The second ground for the exclusion of culpability is an error of law. Again, in this situation the person is not aware of the wrongfulness of their act. Yet the reason for this failure is not a mental deficiency: instead, it is missing or incorrect information about the law. However, the standard is high. Error of law is only accepted as grounds for excluding culpability if the perpetrator both did not and, crucially, could not have known that he or she was acting unlawfully. In a famous case from 1978, a 19-year-old Sicilian immigrant had sex with a 15-year-old Swiss girl. He successfully claimed that he did not know the concept of the legal age of consent. He had thought that sexual intercourse with a minor was only punishable if he did not intend to marry his sexual partner. It is highly questionable whether the Federal Supreme Court would still rule today that this man could not have known that his act was illegal.
Thirdly, culpability is excluded if the wrongdoer could not have been reasonably expected to act lawfully. An example of when this unreasonableness standard can be met is where a perpetrator kills a person in order to save his or her own life. Had the famous English R v. Dudley and Stephens case of 1884 – where three shipwrecked sailors killed and then ate a cabin boy to avoid starvation – been judged in Switzerland, the defendants would have had to be acquitted. Though the killing was unlawful, it would have been excusable under Swiss law to end the boy’s life in such extreme circumstances, meaning the defendants would not have met the culpability test.
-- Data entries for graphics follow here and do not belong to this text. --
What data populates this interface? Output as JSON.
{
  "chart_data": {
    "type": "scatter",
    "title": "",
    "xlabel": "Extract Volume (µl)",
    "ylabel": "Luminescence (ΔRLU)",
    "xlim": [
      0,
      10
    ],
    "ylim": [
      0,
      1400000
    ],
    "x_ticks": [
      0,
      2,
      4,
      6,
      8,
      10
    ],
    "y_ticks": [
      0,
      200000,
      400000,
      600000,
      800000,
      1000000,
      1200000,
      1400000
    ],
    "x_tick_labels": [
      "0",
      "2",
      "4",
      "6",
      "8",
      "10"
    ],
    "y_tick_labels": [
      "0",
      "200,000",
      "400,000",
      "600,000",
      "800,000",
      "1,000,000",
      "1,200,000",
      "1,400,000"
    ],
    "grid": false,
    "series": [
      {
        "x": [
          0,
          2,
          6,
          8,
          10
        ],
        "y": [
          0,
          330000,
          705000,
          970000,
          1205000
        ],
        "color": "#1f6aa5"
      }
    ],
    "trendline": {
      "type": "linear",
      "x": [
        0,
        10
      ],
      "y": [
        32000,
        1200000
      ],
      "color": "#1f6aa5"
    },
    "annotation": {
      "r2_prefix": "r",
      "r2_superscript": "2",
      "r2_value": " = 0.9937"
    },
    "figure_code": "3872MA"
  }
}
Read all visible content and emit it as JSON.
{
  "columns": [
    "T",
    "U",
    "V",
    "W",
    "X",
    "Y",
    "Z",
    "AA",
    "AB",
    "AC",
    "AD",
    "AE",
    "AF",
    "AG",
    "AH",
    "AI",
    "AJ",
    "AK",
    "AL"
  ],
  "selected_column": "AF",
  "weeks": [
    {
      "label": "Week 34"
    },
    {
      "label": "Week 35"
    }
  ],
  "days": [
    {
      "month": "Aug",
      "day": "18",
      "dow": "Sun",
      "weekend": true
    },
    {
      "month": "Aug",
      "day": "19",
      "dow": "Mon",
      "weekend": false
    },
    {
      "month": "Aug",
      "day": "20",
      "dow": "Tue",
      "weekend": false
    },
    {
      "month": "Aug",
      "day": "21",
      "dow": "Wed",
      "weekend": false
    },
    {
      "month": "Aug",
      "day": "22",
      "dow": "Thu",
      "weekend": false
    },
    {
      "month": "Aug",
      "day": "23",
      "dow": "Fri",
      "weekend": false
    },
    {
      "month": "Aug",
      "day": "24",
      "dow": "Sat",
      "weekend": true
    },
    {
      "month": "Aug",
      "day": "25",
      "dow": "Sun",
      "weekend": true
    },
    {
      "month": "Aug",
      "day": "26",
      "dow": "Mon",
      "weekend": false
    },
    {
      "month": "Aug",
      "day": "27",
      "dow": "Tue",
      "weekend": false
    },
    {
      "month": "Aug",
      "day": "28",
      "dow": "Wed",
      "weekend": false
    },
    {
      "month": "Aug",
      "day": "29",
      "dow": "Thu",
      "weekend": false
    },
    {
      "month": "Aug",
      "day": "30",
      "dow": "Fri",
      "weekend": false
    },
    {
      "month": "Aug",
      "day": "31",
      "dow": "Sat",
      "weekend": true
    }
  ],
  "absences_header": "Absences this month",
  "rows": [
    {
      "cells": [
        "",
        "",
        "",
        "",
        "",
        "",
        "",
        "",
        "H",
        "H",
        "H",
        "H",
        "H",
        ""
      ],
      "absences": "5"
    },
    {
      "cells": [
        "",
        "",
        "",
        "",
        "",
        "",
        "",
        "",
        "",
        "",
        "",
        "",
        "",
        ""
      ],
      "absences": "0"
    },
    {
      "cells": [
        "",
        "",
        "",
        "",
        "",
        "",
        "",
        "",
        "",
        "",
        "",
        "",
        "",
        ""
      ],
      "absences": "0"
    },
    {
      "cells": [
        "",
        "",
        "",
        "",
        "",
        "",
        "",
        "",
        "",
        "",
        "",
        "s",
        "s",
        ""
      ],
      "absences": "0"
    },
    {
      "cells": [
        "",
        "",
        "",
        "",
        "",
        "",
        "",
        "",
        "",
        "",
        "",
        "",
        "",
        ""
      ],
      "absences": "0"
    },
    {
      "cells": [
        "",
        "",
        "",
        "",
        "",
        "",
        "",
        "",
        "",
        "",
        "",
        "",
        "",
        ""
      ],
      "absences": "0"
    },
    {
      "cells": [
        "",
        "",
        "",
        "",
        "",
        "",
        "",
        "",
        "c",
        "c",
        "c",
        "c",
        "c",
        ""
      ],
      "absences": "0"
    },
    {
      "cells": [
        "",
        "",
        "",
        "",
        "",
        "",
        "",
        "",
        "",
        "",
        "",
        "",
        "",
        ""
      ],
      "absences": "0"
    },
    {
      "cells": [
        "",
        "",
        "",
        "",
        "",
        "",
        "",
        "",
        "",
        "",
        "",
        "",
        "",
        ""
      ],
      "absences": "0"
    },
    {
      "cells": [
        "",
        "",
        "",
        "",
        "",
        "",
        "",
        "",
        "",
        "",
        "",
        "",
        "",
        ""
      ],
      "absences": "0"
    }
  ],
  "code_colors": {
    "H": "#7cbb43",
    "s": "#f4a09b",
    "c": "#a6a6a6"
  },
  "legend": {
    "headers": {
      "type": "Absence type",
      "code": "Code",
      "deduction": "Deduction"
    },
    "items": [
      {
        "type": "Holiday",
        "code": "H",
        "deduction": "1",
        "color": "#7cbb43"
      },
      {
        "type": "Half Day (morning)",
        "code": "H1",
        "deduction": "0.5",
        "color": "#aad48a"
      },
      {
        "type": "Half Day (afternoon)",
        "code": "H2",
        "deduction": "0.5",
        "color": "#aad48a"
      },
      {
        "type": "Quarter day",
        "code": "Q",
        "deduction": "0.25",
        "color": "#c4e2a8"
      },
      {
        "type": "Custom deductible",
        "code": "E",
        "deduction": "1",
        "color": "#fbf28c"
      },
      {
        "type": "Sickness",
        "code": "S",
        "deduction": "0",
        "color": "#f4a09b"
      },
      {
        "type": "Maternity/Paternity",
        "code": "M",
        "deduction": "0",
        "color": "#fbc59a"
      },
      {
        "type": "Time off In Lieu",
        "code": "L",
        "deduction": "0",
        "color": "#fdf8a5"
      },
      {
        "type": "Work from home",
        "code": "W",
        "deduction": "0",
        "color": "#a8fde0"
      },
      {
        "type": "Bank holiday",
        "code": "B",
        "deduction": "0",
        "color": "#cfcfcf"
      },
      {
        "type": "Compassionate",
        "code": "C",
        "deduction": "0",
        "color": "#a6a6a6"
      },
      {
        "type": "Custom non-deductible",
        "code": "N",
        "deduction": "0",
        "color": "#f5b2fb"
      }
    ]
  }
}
They could not reasonably have been expected to sacrifice their own lives, by not killing and eating the cabin boy.
There is one hugely intriguing problem regarding culpability which remains unsolved. If culpability is about blaming someone for having acted unlawfully, then it must be established that this person could have acted differently. In other words, culpability hinges on free will; there can be no culpability without freedom of will. If, as some believe, our actions are predetermined, then we cannot be blamed for having “chosen” to do something illegal. The current state of knowledge allows us neither to prove nor disprove freedom of will. Currently, the notion that any perpetrator could have chosen to behave otherwise is therefore merely presumed as an “inevitable fiction” in (Swiss) criminal law.
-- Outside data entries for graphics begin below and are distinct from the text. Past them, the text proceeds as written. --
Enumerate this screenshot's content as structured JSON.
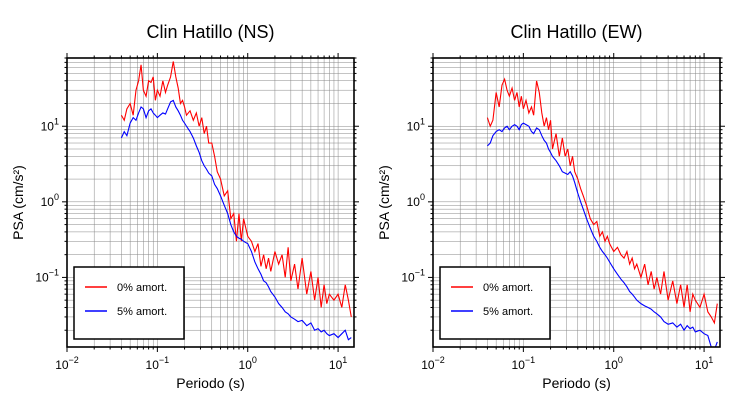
{
  "chart_data": [
    {
      "type": "line",
      "title": "Clin Hatillo (NS)",
      "xlabel": "Periodo (s)",
      "ylabel": "PSA (cm/s²)",
      "xscale": "log",
      "yscale": "log",
      "xlim": [
        0.01,
        15
      ],
      "ylim": [
        0.012,
        80
      ],
      "x_ticks": [
        {
          "v": 0.01,
          "base": "10",
          "exp": "−2"
        },
        {
          "v": 0.1,
          "base": "10",
          "exp": "−1"
        },
        {
          "v": 1,
          "base": "10",
          "exp": "0"
        },
        {
          "v": 10,
          "base": "10",
          "exp": "1"
        }
      ],
      "y_ticks": [
        {
          "v": 0.1,
          "base": "10",
          "exp": "−1"
        },
        {
          "v": 1,
          "base": "10",
          "exp": "0"
        },
        {
          "v": 10,
          "base": "10",
          "exp": "1"
        }
      ],
      "grid": true,
      "legend_position": "bottom-left",
      "series": [
        {
          "name": "0% amort.",
          "color": "#ff0000",
          "x": [
            0.04,
            0.043,
            0.046,
            0.05,
            0.054,
            0.058,
            0.062,
            0.066,
            0.07,
            0.075,
            0.08,
            0.085,
            0.09,
            0.095,
            0.1,
            0.107,
            0.115,
            0.123,
            0.13,
            0.14,
            0.15,
            0.16,
            0.17,
            0.18,
            0.19,
            0.2,
            0.21,
            0.23,
            0.25,
            0.27,
            0.29,
            0.31,
            0.33,
            0.35,
            0.37,
            0.4,
            0.43,
            0.46,
            0.5,
            0.55,
            0.6,
            0.65,
            0.7,
            0.75,
            0.8,
            0.85,
            0.9,
            1.0,
            1.1,
            1.2,
            1.3,
            1.4,
            1.5,
            1.6,
            1.7,
            1.8,
            2.0,
            2.2,
            2.4,
            2.6,
            2.8,
            3.0,
            3.3,
            3.6,
            4.0,
            4.5,
            5.0,
            5.5,
            6.0,
            6.5,
            7.0,
            7.5,
            8.0,
            9.0,
            10,
            11,
            12,
            13,
            14
          ],
          "y": [
            14,
            12,
            17,
            20,
            14,
            30,
            40,
            65,
            30,
            25,
            40,
            38,
            45,
            22,
            30,
            25,
            40,
            28,
            35,
            45,
            72,
            45,
            32,
            20,
            22,
            18,
            14,
            16,
            12,
            15,
            10,
            13,
            8,
            10,
            6,
            6,
            4,
            2.5,
            2,
            1.2,
            1.4,
            0.6,
            0.7,
            0.3,
            0.7,
            0.3,
            0.6,
            0.35,
            0.3,
            0.22,
            0.28,
            0.14,
            0.2,
            0.13,
            0.18,
            0.12,
            0.22,
            0.15,
            0.2,
            0.1,
            0.25,
            0.09,
            0.15,
            0.07,
            0.18,
            0.06,
            0.12,
            0.05,
            0.1,
            0.04,
            0.08,
            0.045,
            0.06,
            0.05,
            0.06,
            0.04,
            0.08,
            0.05,
            0.03
          ]
        },
        {
          "name": "5% amort.",
          "color": "#0000ff",
          "x": [
            0.04,
            0.043,
            0.046,
            0.05,
            0.054,
            0.058,
            0.062,
            0.066,
            0.07,
            0.075,
            0.08,
            0.085,
            0.09,
            0.095,
            0.1,
            0.107,
            0.115,
            0.123,
            0.13,
            0.14,
            0.15,
            0.16,
            0.17,
            0.18,
            0.19,
            0.2,
            0.21,
            0.23,
            0.25,
            0.27,
            0.29,
            0.31,
            0.33,
            0.35,
            0.37,
            0.4,
            0.43,
            0.46,
            0.5,
            0.55,
            0.6,
            0.65,
            0.7,
            0.75,
            0.8,
            0.85,
            0.9,
            1.0,
            1.1,
            1.2,
            1.3,
            1.4,
            1.5,
            1.6,
            1.7,
            1.8,
            2.0,
            2.2,
            2.4,
            2.6,
            2.8,
            3.0,
            3.3,
            3.6,
            4.0,
            4.5,
            5.0,
            5.5,
            6.0,
            6.5,
            7.0,
            7.5,
            8.0,
            9.0,
            10,
            11,
            12,
            13,
            14
          ],
          "y": [
            7,
            8.5,
            7.5,
            11,
            13,
            12,
            15,
            18,
            17,
            13,
            16,
            17,
            15,
            14,
            13,
            14,
            15,
            14.5,
            17,
            21,
            22,
            18,
            16,
            14,
            12,
            11,
            10,
            8.5,
            7,
            5.5,
            4.5,
            3.5,
            3,
            2.7,
            2.4,
            2.2,
            1.7,
            1.5,
            1.2,
            0.9,
            0.7,
            0.5,
            0.4,
            0.35,
            0.33,
            0.32,
            0.3,
            0.28,
            0.22,
            0.16,
            0.13,
            0.11,
            0.09,
            0.085,
            0.075,
            0.065,
            0.055,
            0.045,
            0.04,
            0.035,
            0.033,
            0.03,
            0.028,
            0.026,
            0.027,
            0.023,
            0.025,
            0.02,
            0.021,
            0.019,
            0.02,
            0.018,
            0.017,
            0.018,
            0.016,
            0.018,
            0.02,
            0.015,
            0.016
          ]
        }
      ]
    },
    {
      "type": "line",
      "title": "Clin Hatillo (EW)",
      "xlabel": "Periodo (s)",
      "ylabel": "PSA (cm/s²)",
      "xscale": "log",
      "yscale": "log",
      "xlim": [
        0.01,
        15
      ],
      "ylim": [
        0.012,
        80
      ],
      "x_ticks": [
        {
          "v": 0.01,
          "base": "10",
          "exp": "−2"
        },
        {
          "v": 0.1,
          "base": "10",
          "exp": "−1"
        },
        {
          "v": 1,
          "base": "10",
          "exp": "0"
        },
        {
          "v": 10,
          "base": "10",
          "exp": "1"
        }
      ],
      "y_ticks": [
        {
          "v": 0.1,
          "base": "10",
          "exp": "−1"
        },
        {
          "v": 1,
          "base": "10",
          "exp": "0"
        },
        {
          "v": 10,
          "base": "10",
          "exp": "1"
        }
      ],
      "grid": true,
      "legend_position": "bottom-left",
      "series": [
        {
          "name": "0% amort.",
          "color": "#ff0000",
          "x": [
            0.04,
            0.043,
            0.046,
            0.05,
            0.054,
            0.058,
            0.062,
            0.066,
            0.07,
            0.075,
            0.08,
            0.085,
            0.09,
            0.095,
            0.1,
            0.107,
            0.115,
            0.123,
            0.13,
            0.14,
            0.15,
            0.16,
            0.17,
            0.18,
            0.19,
            0.2,
            0.21,
            0.23,
            0.25,
            0.27,
            0.29,
            0.31,
            0.33,
            0.35,
            0.37,
            0.4,
            0.43,
            0.46,
            0.5,
            0.55,
            0.6,
            0.65,
            0.7,
            0.75,
            0.8,
            0.85,
            0.9,
            1.0,
            1.1,
            1.2,
            1.3,
            1.4,
            1.5,
            1.6,
            1.7,
            1.8,
            2.0,
            2.2,
            2.4,
            2.6,
            2.8,
            3.0,
            3.3,
            3.6,
            4.0,
            4.5,
            5.0,
            5.5,
            6.0,
            6.5,
            7.0,
            7.5,
            8.0,
            9.0,
            10,
            11,
            12,
            13,
            14
          ],
          "y": [
            13,
            10,
            12,
            28,
            18,
            35,
            42,
            30,
            25,
            32,
            22,
            28,
            18,
            25,
            17,
            22,
            15,
            18,
            14,
            40,
            28,
            15,
            10,
            13,
            9,
            12,
            5,
            8,
            4,
            7,
            4,
            5,
            3,
            4,
            2.5,
            2,
            1.5,
            1.2,
            0.9,
            0.6,
            0.5,
            0.55,
            0.35,
            0.4,
            0.3,
            0.35,
            0.28,
            0.22,
            0.25,
            0.2,
            0.18,
            0.22,
            0.15,
            0.18,
            0.13,
            0.15,
            0.1,
            0.15,
            0.08,
            0.12,
            0.07,
            0.1,
            0.06,
            0.12,
            0.05,
            0.09,
            0.045,
            0.08,
            0.04,
            0.08,
            0.035,
            0.06,
            0.05,
            0.04,
            0.06,
            0.035,
            0.03,
            0.025,
            0.045
          ]
        },
        {
          "name": "5% amort.",
          "color": "#0000ff",
          "x": [
            0.04,
            0.043,
            0.046,
            0.05,
            0.054,
            0.058,
            0.062,
            0.066,
            0.07,
            0.075,
            0.08,
            0.085,
            0.09,
            0.095,
            0.1,
            0.107,
            0.115,
            0.123,
            0.13,
            0.14,
            0.15,
            0.16,
            0.17,
            0.18,
            0.19,
            0.2,
            0.21,
            0.23,
            0.25,
            0.27,
            0.29,
            0.31,
            0.33,
            0.35,
            0.37,
            0.4,
            0.43,
            0.46,
            0.5,
            0.55,
            0.6,
            0.65,
            0.7,
            0.75,
            0.8,
            0.85,
            0.9,
            1.0,
            1.1,
            1.2,
            1.3,
            1.4,
            1.5,
            1.6,
            1.7,
            1.8,
            2.0,
            2.2,
            2.4,
            2.6,
            2.8,
            3.0,
            3.3,
            3.6,
            4.0,
            4.5,
            5.0,
            5.5,
            6.0,
            6.5,
            7.0,
            7.5,
            8.0,
            9.0,
            10,
            11,
            12,
            13,
            14
          ],
          "y": [
            5.5,
            6,
            7.5,
            8.5,
            9,
            8.5,
            9.5,
            10,
            9,
            10,
            10.5,
            10,
            9,
            10.5,
            11,
            10.5,
            10,
            8.5,
            8,
            9.5,
            9,
            7.5,
            6.5,
            6,
            5,
            4.5,
            4,
            3.5,
            3,
            2.5,
            2.4,
            2.3,
            2.5,
            2.2,
            1.8,
            1.3,
            1,
            0.8,
            0.6,
            0.45,
            0.35,
            0.3,
            0.25,
            0.22,
            0.2,
            0.18,
            0.16,
            0.13,
            0.11,
            0.095,
            0.085,
            0.075,
            0.065,
            0.06,
            0.055,
            0.05,
            0.045,
            0.042,
            0.04,
            0.038,
            0.035,
            0.033,
            0.03,
            0.026,
            0.024,
            0.025,
            0.022,
            0.024,
            0.02,
            0.023,
            0.021,
            0.022,
            0.019,
            0.02,
            0.018,
            0.017,
            0.012,
            0.011,
            0.014
          ]
        }
      ]
    }
  ]
}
30The “official” translation of Article 1 by the Swiss Government is incorrect in many ways: “No penalty (recte: sanction) without a law. No one may be punished (recte: no sanctions may be imposed) for an act (recte: or omission) unless it has been expressly declared to be an offence (recte: by the law).”
31The Swiss Criminal Code of 21 December 1937 abolished the criminal liability of homosexuality between adults and introduced an age of consent of 20 years, as opposed to 16 years in the case of sexual acts between opposite-sex partners. With the criminal law reform of 1990, the age of consent was lowered to 16 years.
32Juvenile Criminal Law Act of 20 June 2003, SR 311.1.
33BGE 104 IV 217.
34R v. Dudley and Stephens (1884) 14 QBD (Queen’s Bench Divison) 273 DC.